Larry Brooks

Larry Brooks

NHL

Are boobirds the soundtrack of Nash’s Rangers exit?

PITTSBURGH — The Game 4 debacle at the Garden did not take place in a vacuum, and neither will Game 5 here on Friday night.

Even as the Blueshirts focus on forcing the Penguins back to the Garden for a Game 6 on Sunday, Rick Nash’s future on Broadway is now and will be a hot-button issue that general manager Glen Sather and his staff will be obligated to confront in the wake of the mean-spirited booing that rained down upon No. 61 in the third period of Wednesday’s match.

Nash was not the biggest culprit in the dispiriting defeat, in which the Rangers looked like direct descendants of those teams that missed the playoffs seven straight years from 1997 to 2004. He led the club with four shots and was second with four hits — increasing his playoff total to 12 hits in 11 games after recording 11 in 65 games during the regular season.

But let’s be serious. No. 61 was the obvious target following a couple of spotlighted gaffes, including the turnover that led to the Penguins’ go-ahead shorthanded goal in the second period and the flubbed shot on a two-on-one that never came close to the net.

Beyond that, he is the obvious target, having failed to score a goal so far in the tournament after getting one in 12 games last year.

Let’s do the math: One goal in 23 playoff games as a Ranger does not equal a salary-cap charge of $7.8 million a year through 2017-18. But what can Sather do, and what would he even be willing to do, given that a) the GM lusted after Nash for almost two full years before finally acquiring him from the Blue Jackets, and b) Nash has led the Blueshirts in goal-scoring in each of his two seasons with the club?

Remember this: Nash brought his no-trade clause with him from Columbus, so he would have to be amenable to leaving. Perhaps — after Wednesday’s booing, which may not abate given the Garden crowd’s history of scapegoating particular athletes and not letting go — Nash, a fairly sensitive soul, will decide that it is better to go if provided an attractive option.

But even though Sather was able to find a team willing to take Scott Gomez and his onerous contract, it wouldn’t seem as if there would be a sweepstakes for Nash this time around — not with the contract, not with the playoff history, not with the concussion history.

You would have to think the Rangers would get pennies on the dollar back for Nash, then would be left with, well, with whom exactly to score the 30-something regular-season goals that are kind of automatic for No. 61?

The Rangers have one amnesty buyout remaining. If they were to use it on Nash, the team would then be committing to Brad Richards through 2019-20 and the potential whopping cap-recapture penalties that would apply if No. 19 were to retire before the end of his contract.

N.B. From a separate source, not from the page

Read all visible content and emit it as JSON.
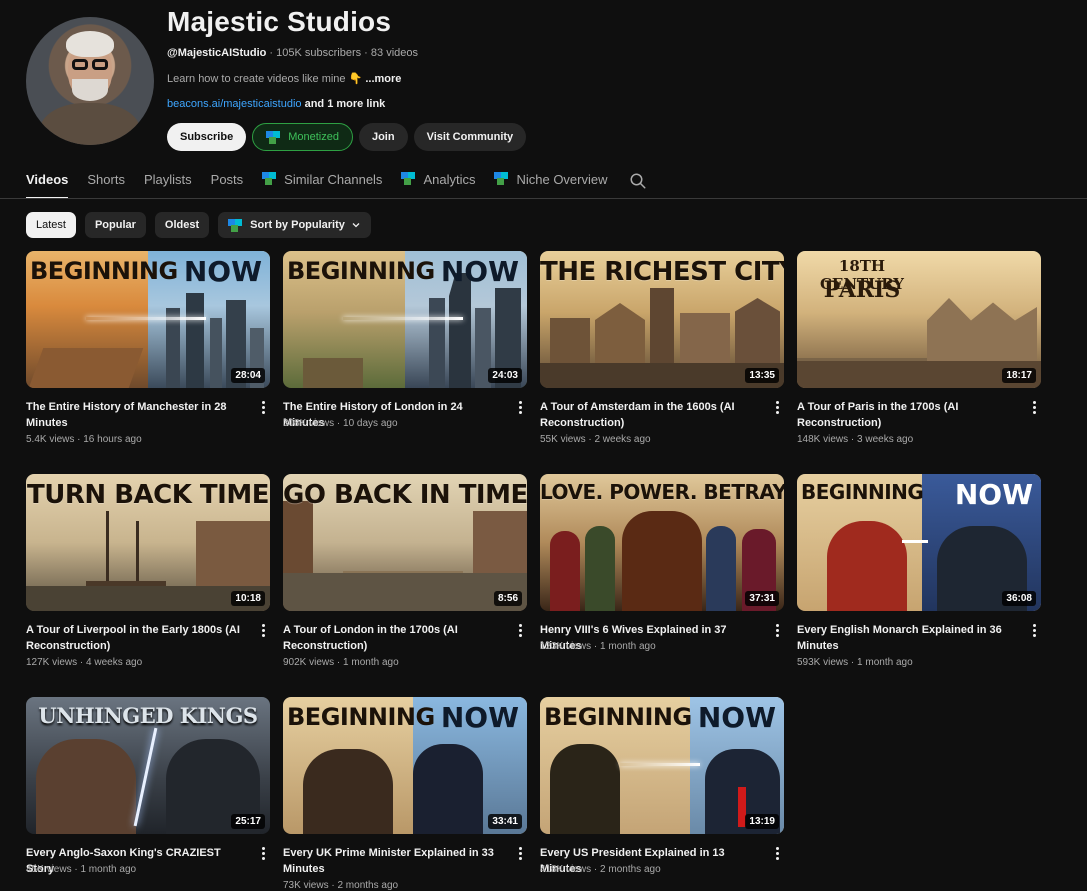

Potential penalties aside, the Rangers then would be committing $6.67 million per and a top-nine spot to Richards — who, despite numerous admirable qualities on and off the ice, is the quarterback of a dysfunctional power play that has undermined the team in the playoffs for two years.

There’s Nash’s future and Richards’ future. There is also the significant matter of first-line center Derek Stepan, who is having the third bad playoffs of his four-year career, with last year’s average performance the outlier. Stepan has appeared slow and indecisive through two rounds. If neither the team nor he can stage a reversal of fortune beginning on Friday, Sather likely would have to test the market on Stepan over the summer.

It appears hopeless for the Rangers, who have been almost toyed with by Sidney Crosby and Evgeni Malkin the past three games, as Pittsburgh coach Dan Bylsma has steadily increased the amount of time the power couple has been on the ice together. It’s gone from approximately 2:30 in Game 1 to 9:35 in Game 2 to 11:30 in Game 3 to 14:15 in Game 4. Even though the Rangers have been able to get their matches, they’ve been overmatched.

It appears hopeless, but then it essentially always does when a team is down to its final strike, trailing 3-1, and especially so for a lower seed. But 26 teams, or just less than 10 percent, have pulled it off. Six have done it since 2009, four as lower seeds. Another eight since the salary-cap era began in 2006 have come from 3-0 or 3-1 down to force a Game 7.

It starts with a single shift. Honestly, it does. It takes a big play. It takes belief. It takes goaltending. Last Saturday, the Rangers were up 1-0 and being celebrated. Now, they are playing for their lives. Some are playing for their careers on Broadway.